For the interpretation of this type of analysis, it is recommended to attach the relevant clinical data of the patient and/or related relatives.
This report should be interpreted within the clinical context of the patient and according to medical criteria.


PRENATAL

907-
Karyotype, amniotic fluid
3474-
Karyotype, chorionic villus (culture)

Technique: Cell culture. Analysis of two independent cultures. Identification by G bands (ISCN 2016).

Limitations:
The present result does not include the chromosomal findings interpreted as variants of normality (European Cytogeneticists Association (ECA) http://www.eca.eu/EN/GUIDELINES.html) and is subject to the limitations of this type of studies, such as, among others, the presence of certain situations in mosaic, chromosomal anomalies of small size, discrepancies between tissues and maternal cell contamination.
For the interpretation of this type of analysis, it is recommended to attach the relevant clinical data of the patient and/or related relatives.
This report should be interpreted within the clinical context of the patient and according to medical criteria.


ONCOHEMATOLOGY

1016-
Karyotype haematological, bone marrow
4479-
Karyotype haematological, whole blood

Technique: Cell culture (24 hours without stimulation and/or 72 hours stimulated with TPA (tetradecanoylphorbol acetate) or PHA (phytohaemagglutinin), according to diagnostic orientation). Identification by G bands (ISCN 2016).

Limitations:
The present result does not include the findings interpreted as variants of normality (European Cytogeneticists Association (ECA) http://www.eca.eu/EN/GUIDELINES.html) and is subject to the limitations of this type of studies. , mainly the absence of growth of pathological cells, the possible non-detection of some mosaics and small structural alterations.
For the interpretation of this type of analysis, it is recommended to attach the relevant clinical data of the patient.
This report should be interpreted within the clinical context of the patient and according to medical criteria.
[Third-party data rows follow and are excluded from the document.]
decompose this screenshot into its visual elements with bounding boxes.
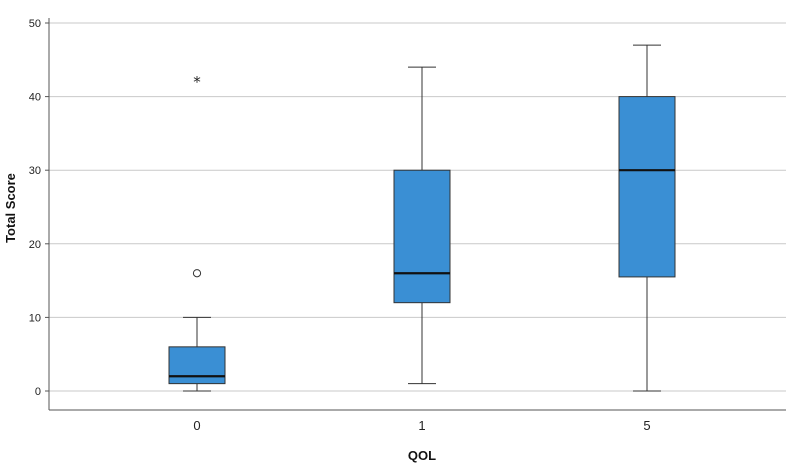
x-tick-label: 1 xyxy=(418,418,425,433)
x-tick-label: 5 xyxy=(643,418,650,433)
x-axis-title: QOL xyxy=(408,448,436,463)
y-axis-title: Total Score xyxy=(3,173,18,243)
box-group-0: * xyxy=(168,73,226,392)
labels: QOL Total Score 0 10 20 30 40 50 0 1 5 xyxy=(3,18,651,463)
y-tick-label: 30 xyxy=(29,165,41,177)
box-group-1 xyxy=(393,66,451,385)
box-iqr xyxy=(618,96,676,278)
y-tick-label: 20 xyxy=(29,239,41,251)
extreme-outlier-star: * xyxy=(193,73,201,91)
axes xyxy=(45,18,786,411)
box-iqr xyxy=(168,346,226,385)
y-tick-label: 0 xyxy=(35,386,41,398)
box-iqr xyxy=(393,169,451,304)
outlier-point xyxy=(192,269,202,278)
box-group-5 xyxy=(618,44,676,392)
y-tick-label: 10 xyxy=(29,312,41,324)
y-tick-label: 40 xyxy=(29,92,41,104)
x-tick-label: 0 xyxy=(193,418,200,433)
boxes: * xyxy=(168,44,676,392)
y-tick-label: 50 xyxy=(29,18,41,30)
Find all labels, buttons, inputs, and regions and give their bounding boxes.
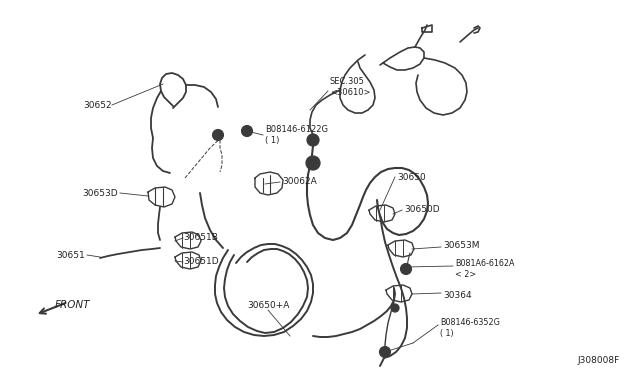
Text: B081A6-6162A
< 2>: B081A6-6162A < 2> xyxy=(455,259,515,279)
Text: B: B xyxy=(404,266,408,272)
Text: 30651B: 30651B xyxy=(183,234,218,243)
Text: B: B xyxy=(216,132,220,138)
Text: FRONT: FRONT xyxy=(55,300,90,310)
Text: SEC.305
<30610>: SEC.305 <30610> xyxy=(330,77,371,97)
Text: 30653D: 30653D xyxy=(83,189,118,198)
Circle shape xyxy=(212,129,223,141)
Text: B: B xyxy=(244,128,250,134)
Text: 30364: 30364 xyxy=(443,291,472,299)
Text: B08146-6122G
( 1): B08146-6122G ( 1) xyxy=(265,125,328,145)
Text: J308008F: J308008F xyxy=(578,356,620,365)
Text: 30651: 30651 xyxy=(56,250,85,260)
Text: 30650: 30650 xyxy=(397,173,426,182)
Text: 30650+A: 30650+A xyxy=(247,301,289,310)
Circle shape xyxy=(401,263,412,275)
Circle shape xyxy=(380,346,390,357)
Circle shape xyxy=(391,304,399,312)
Circle shape xyxy=(241,125,253,137)
Text: B: B xyxy=(383,350,387,355)
Text: 30652: 30652 xyxy=(83,100,112,109)
Text: 30651D: 30651D xyxy=(183,257,219,266)
Text: 30062A: 30062A xyxy=(282,177,317,186)
Text: 30653M: 30653M xyxy=(443,241,479,250)
Text: 30650D: 30650D xyxy=(404,205,440,215)
Text: B08146-6352G
( 1): B08146-6352G ( 1) xyxy=(440,318,500,338)
Circle shape xyxy=(307,134,319,146)
Circle shape xyxy=(306,156,320,170)
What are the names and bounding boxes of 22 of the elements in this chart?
TISSUE FROM MISCARRIAGE and TISSUES

2260-
Karyotype, tissue
5446-
Karyotype, fibroblasts

Technique: Cell culture. Identification by G bands (ISCN 2016).

Limitations:
The present result does not include the chromosomal findings interpreted as variants of normality (European Cytogeneticists Association (ECA) http://www.eca.eu/EN/GUIDELINES.html) and is subject to the limitations of this type of studies, such as, among others, the presence of certain situations in mosaic, chromosomal anomalies of small size, discrepancies between tissues and maternal cell contamination.
For the interpretation of this type of analysis, it is recommended to attach the relevant clinical data of the patient and/or related relatives.
This report should be interpreted within the clinical context of the patient and according to medical criteria.